EKBIS.CO, JAKARTA -- Menteri Keuangan Sri Mulyani menyebutkan, penurunan harga minyak dunia memberikan sisi positif sekaligus negatif terhadap dunia usaha. Di satu sisi, kondisi global ini berpotensi memberikan stimulus kepada dunia usaha. Di sisi lain, penerimaan negara yang bersumber dari minyak dan gas (migas) pun bisa saja ikut menurun.
Namun, Sri masih enggan menyebutkan seberapa besar dampak penurunan harga minyak saat ini ke postur Anggaran Pendapatan dan Belanja Negara (APBN).

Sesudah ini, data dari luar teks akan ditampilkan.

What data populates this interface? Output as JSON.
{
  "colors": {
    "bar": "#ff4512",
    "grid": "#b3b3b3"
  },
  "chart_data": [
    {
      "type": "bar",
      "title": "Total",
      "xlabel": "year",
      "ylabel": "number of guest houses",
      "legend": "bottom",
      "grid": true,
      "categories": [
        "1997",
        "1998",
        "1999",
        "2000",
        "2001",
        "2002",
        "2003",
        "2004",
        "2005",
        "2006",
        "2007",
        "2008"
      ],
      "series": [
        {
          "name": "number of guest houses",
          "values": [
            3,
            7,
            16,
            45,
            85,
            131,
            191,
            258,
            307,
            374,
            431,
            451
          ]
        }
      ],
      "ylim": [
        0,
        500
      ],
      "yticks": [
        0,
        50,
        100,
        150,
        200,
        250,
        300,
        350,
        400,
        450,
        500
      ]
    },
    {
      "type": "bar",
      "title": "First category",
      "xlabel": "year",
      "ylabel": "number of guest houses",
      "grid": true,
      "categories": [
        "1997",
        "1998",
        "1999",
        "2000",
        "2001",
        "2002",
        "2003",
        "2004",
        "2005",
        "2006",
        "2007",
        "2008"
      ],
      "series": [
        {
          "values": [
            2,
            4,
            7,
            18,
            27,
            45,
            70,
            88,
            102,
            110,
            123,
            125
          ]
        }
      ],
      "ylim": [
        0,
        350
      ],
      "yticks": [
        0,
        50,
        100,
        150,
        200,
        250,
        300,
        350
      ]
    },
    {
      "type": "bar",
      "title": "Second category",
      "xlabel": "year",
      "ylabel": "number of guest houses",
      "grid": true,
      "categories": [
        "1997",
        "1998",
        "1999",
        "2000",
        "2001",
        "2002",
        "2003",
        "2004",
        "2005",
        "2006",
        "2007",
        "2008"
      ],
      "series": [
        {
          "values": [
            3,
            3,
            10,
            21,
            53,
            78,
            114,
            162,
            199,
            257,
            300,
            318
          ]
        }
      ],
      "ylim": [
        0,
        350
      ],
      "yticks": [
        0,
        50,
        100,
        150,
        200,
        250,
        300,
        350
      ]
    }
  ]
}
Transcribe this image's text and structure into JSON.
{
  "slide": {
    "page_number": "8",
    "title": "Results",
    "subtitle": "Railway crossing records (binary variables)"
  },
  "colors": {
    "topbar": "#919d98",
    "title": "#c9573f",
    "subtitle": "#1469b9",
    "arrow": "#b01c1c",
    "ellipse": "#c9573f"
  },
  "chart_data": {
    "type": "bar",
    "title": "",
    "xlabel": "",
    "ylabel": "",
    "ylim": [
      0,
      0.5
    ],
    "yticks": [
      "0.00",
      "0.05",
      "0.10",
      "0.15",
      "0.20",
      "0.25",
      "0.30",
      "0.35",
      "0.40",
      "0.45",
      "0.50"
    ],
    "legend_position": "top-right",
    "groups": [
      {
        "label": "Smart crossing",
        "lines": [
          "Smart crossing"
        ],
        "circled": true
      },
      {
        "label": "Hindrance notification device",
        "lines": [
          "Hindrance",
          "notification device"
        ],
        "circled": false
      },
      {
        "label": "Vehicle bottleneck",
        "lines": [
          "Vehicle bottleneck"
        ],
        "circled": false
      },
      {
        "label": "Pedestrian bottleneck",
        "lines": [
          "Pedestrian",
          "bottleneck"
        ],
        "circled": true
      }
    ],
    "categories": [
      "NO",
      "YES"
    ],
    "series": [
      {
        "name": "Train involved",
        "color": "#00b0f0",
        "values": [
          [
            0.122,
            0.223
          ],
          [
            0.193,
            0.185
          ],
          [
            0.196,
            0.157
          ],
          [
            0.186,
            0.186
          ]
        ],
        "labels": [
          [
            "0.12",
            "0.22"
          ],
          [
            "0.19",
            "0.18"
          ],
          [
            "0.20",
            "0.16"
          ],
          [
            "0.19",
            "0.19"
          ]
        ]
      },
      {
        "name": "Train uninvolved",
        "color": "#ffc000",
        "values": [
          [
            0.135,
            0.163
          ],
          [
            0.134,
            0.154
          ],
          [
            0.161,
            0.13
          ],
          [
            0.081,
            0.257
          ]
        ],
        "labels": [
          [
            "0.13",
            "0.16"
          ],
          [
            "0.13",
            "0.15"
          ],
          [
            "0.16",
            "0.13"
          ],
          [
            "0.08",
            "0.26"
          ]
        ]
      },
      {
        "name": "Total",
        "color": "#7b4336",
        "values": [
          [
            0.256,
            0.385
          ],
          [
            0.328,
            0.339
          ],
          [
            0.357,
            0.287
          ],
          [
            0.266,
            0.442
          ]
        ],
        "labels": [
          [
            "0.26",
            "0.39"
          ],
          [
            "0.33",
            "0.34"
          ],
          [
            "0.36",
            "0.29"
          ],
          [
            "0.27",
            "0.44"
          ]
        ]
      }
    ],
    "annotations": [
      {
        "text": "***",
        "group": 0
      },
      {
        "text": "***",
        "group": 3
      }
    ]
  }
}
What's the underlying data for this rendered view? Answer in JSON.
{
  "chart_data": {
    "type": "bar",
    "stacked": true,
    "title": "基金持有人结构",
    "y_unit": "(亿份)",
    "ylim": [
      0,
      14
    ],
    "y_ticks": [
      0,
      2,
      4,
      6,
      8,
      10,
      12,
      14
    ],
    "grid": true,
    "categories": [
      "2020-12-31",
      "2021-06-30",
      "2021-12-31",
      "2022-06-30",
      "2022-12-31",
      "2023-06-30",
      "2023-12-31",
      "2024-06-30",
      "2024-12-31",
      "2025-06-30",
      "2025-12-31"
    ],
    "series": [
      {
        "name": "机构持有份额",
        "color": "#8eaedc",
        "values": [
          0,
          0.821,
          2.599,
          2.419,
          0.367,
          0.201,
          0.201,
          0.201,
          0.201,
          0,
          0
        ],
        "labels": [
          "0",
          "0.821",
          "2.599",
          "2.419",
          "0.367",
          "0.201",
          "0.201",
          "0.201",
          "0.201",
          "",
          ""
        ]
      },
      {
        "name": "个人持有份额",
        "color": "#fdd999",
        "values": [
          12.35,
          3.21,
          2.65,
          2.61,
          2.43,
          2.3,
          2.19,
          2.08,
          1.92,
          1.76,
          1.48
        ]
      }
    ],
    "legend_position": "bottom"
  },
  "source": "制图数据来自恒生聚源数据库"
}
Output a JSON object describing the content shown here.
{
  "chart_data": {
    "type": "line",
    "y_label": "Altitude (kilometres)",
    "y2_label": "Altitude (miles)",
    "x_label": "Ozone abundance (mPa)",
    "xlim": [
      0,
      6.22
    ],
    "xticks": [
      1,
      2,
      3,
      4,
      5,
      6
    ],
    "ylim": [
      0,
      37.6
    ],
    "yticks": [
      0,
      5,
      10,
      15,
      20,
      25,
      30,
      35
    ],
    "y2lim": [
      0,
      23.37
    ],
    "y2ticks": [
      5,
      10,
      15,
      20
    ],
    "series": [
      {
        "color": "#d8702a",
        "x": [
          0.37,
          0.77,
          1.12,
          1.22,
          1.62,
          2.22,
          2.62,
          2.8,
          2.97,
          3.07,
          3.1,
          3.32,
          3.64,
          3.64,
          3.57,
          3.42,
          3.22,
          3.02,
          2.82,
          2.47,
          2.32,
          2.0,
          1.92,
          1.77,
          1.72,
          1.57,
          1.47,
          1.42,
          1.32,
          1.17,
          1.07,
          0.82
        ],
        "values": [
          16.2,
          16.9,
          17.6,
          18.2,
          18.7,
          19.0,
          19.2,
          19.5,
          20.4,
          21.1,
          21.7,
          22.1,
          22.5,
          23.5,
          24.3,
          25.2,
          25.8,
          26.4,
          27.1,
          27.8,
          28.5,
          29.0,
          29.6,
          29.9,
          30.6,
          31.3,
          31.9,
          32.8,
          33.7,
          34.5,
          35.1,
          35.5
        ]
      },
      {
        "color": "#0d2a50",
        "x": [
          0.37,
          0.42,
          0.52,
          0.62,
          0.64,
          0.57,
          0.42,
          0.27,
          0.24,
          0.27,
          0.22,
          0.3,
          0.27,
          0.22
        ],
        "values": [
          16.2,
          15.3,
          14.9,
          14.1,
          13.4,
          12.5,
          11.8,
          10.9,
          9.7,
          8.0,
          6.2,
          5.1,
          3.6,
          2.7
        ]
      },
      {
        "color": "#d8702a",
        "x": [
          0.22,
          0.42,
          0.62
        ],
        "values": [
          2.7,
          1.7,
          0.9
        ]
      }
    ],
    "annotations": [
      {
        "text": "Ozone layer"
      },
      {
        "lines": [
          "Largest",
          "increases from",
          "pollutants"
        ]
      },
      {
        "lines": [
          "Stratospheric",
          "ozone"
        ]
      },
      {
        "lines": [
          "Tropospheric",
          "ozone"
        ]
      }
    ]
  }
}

Sebab, berkaca dari beberapa waktu terakhir, penurunan harga minyak di bawah asumsi APBN sudah kerap terjadi.
"Kita lihat pengaruhnya ke APBN dalam satu tahun dan sekaligus buat proyeksi 2021," ujarnya ketika ditemui di Gedung Kementerian Keuangan, Jakarta, Senin (9/3).
Dalam APBN 2020, asumsi harga minyak mentah ditetapkan sebesar 63 dolar AS per barel. Sementara itu, berdasarkan data Bloomberg pada Senin pukul 08.00 WIB, harga minyak Brent untuk kontrak Mei 2020 turun 20,52 persen ke level 35,97 dolar AS per barel. Harga minyak West Texas Intermediate (WTI) untuk kontrak April 2020 anjlok 20,49 persen ke level 32,82 dolar AS per barel.
Dengan penurunan tersebut, penerimaan negara yang bersumber dari minyak seperti pendapatan negara bukan pajak (PNBP) SDA migas dan pajak penghasilan (PPh) migas berpotensi turun karena nominalnya berkurang.
Sri mengatakan, besaran dampak penurunan harga minyak dunia ke penerimaan negara harus dilihat dari situasi di global, hhususnya bagaimana sikap dua negara penghasil minyak terbesar dunia, Rusia dan Arab Saudi.
Sri mengatakan, langkah Rusia menghadapi Arab Saudi yang berencana memangkas harga penjualan minyak di tengah perlambatan permintaan minyak mentah menjadi kunci utama saat ini. "Apakah dalam jangka waktu pendek, bulanan, atau agak lebih panjang dalam hitungan kuartal atau semester," katanya.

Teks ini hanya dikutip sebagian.